2. May the doctrine of piercing the veil of corporate fiction be applied to Motorich?

3. Is the alleged alteration of Gruenbergs testimony as recorded in the transcript of stenographic


notes material to the disposition of this case?

4. Are respondents liable for damages and attorney’s fees?

RULING:
USA College of Law
MONREAL – JD3D

1. No. There is no valid contract of sale since Motorich never authorized or ratified such sale.

A corporation is a juridical person separate and distinct from its stockholders or members. Accordingly, the
property of the corporation is not the property of its stockholders or members and may not be sold by the
stockholders or members without express authorization from the corporations board of directors.10 Section 23
of BP 68, otherwise known as the Corporation Code of the Philippines, currently Section 22 of RCC, provides:

SEC. 23. The Board of Directors or Trustees. -- Unless otherwise provided in this Code, the corporate
powers of all corporations formed under this Code shall be exercised, all business conducted and all
property of such corporations controlled and dheld by the board of directors or trustees to be elected
from among the holders of stocks, or where there is no stock, from among the members of the
corporation, who shall hold office for one (1) year and until their successors are elected and qualified.
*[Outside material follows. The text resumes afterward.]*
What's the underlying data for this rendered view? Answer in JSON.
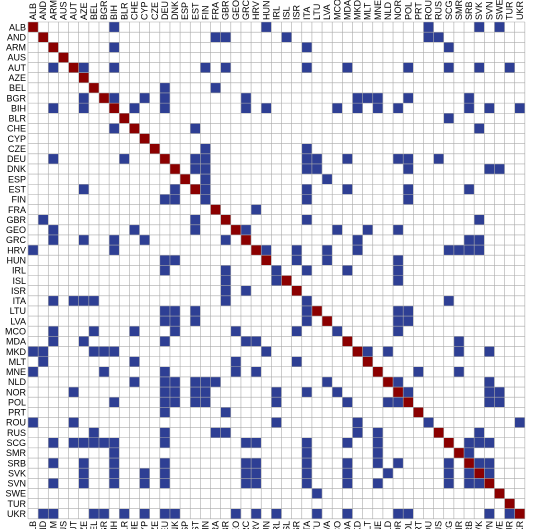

A corporation may only act through its BOD, or, when authorized by its bylaws or Board Resolution, its
officers or agents, in the normal course of business.
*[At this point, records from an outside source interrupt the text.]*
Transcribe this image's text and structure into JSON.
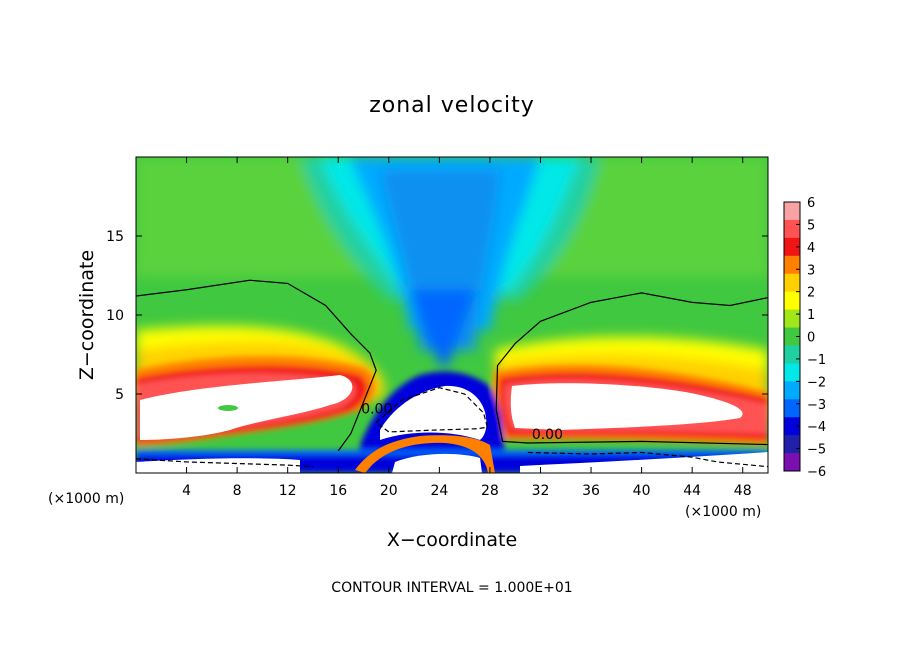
{
  "chart_data": {
    "type": "heatmap",
    "title": "zonal velocity",
    "xlabel": "X−coordinate",
    "ylabel": "Z−coordinate",
    "x_units": "(×1000 m)",
    "x_units_right": "(×1000 m)",
    "xlim": [
      0,
      50
    ],
    "ylim": [
      0,
      20
    ],
    "x_ticks": [
      4,
      8,
      12,
      16,
      20,
      24,
      28,
      32,
      36,
      40,
      44,
      48
    ],
    "y_ticks": [
      5,
      10,
      15
    ],
    "colorbar": {
      "levels": [
        6,
        5,
        4,
        3,
        2,
        1,
        0,
        -1,
        -2,
        -3,
        -4,
        -5,
        -6
      ],
      "labels": [
        "6",
        "5",
        "4",
        "3",
        "2",
        "1",
        "0",
        "−1",
        "−2",
        "−3",
        "−4",
        "−5",
        "−6"
      ],
      "colors": [
        "#f7a3a3",
        "#ff5252",
        "#f01515",
        "#ff8000",
        "#ffd000",
        "#ffff00",
        "#a0e81a",
        "#40c840",
        "#20d0a0",
        "#00e8e8",
        "#00aaff",
        "#0066ff",
        "#0000dd",
        "#2020a8",
        "#7a10b0"
      ]
    },
    "contours": [
      {
        "level": 0.0,
        "label": "0.00",
        "style": "solid",
        "x": [
          0,
          4,
          9,
          12,
          15,
          17,
          18.5,
          19,
          17.5,
          17,
          16
        ],
        "z": [
          11.2,
          11.6,
          12.2,
          12.0,
          10.6,
          8.8,
          7.6,
          6.5,
          3.5,
          2.5,
          1.4
        ]
      },
      {
        "level": 0.0,
        "label": "0.00",
        "style": "solid",
        "x": [
          50,
          47,
          44,
          40,
          36,
          32,
          30,
          28.6,
          28.5,
          29,
          31,
          40,
          50
        ],
        "z": [
          11.1,
          10.6,
          10.8,
          11.4,
          10.8,
          9.6,
          8.2,
          6.8,
          4.0,
          2.0,
          1.9,
          2.0,
          1.8
        ]
      },
      {
        "level": -10.0,
        "label": "",
        "style": "dashed",
        "x": [
          19,
          21,
          24,
          26,
          27.5,
          27.8,
          27,
          23,
          20,
          19
        ],
        "z": [
          3.2,
          4.6,
          5.4,
          5.0,
          3.8,
          2.9,
          2.8,
          2.7,
          2.6,
          3.2
        ]
      },
      {
        "level": -10.0,
        "label": "",
        "style": "dashed",
        "x": [
          31,
          36,
          40,
          44,
          46,
          50
        ],
        "z": [
          1.3,
          1.2,
          1.3,
          1.0,
          0.7,
          0.4
        ]
      },
      {
        "level": -10.0,
        "label": "",
        "style": "dashed",
        "x": [
          0,
          4,
          8,
          12,
          14
        ],
        "z": [
          0.9,
          0.7,
          0.6,
          0.5,
          0.4
        ]
      }
    ]
  },
  "footer": {
    "contour_interval": "CONTOUR INTERVAL = 1.000E+01"
  }
}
In the case at bar, Motorich denies that it authorized its Treasurer, Nenita Gruenberg, to sell the parcel
of land, nor is it a normal function of the treasurer of a corporation. Gruenberg also did not in any way
misrepresent herself as having such power.

2. No. the corporate fiction should be set aside only when it becomes a shield against liability for fraud,
illegality or inequity committed on third persons. The question of piercing the veil of corporate fiction is
essentially, then, a matter of proof. In the present case, however, the Court finds no reason to pierce the
corporate veil of Respondent Motorich.

3. No. Petitioner alleged that Nenita’s answer to the Question “Did you ever represent to Mr. Co that you
were authorized by the corporation to sell the property?” (Nenita’s answer was supposedly Yes, which
was then crossed out and replaced by No.).

The Supreme Court ruled that it is insufficient to prove that Nenita was authorized to represent
Motorich, as it should be understood in the whole context of her testimony.

4. No. The Court sustained the findings of the trial and appellate courts, as it was not proven that Motorich,
or Nenita acted fraudulently. Award of damages and attorney’s fees cannot be justified.

Nenita should however, return the P100,000 earnest money due to the principle of solution indebiti.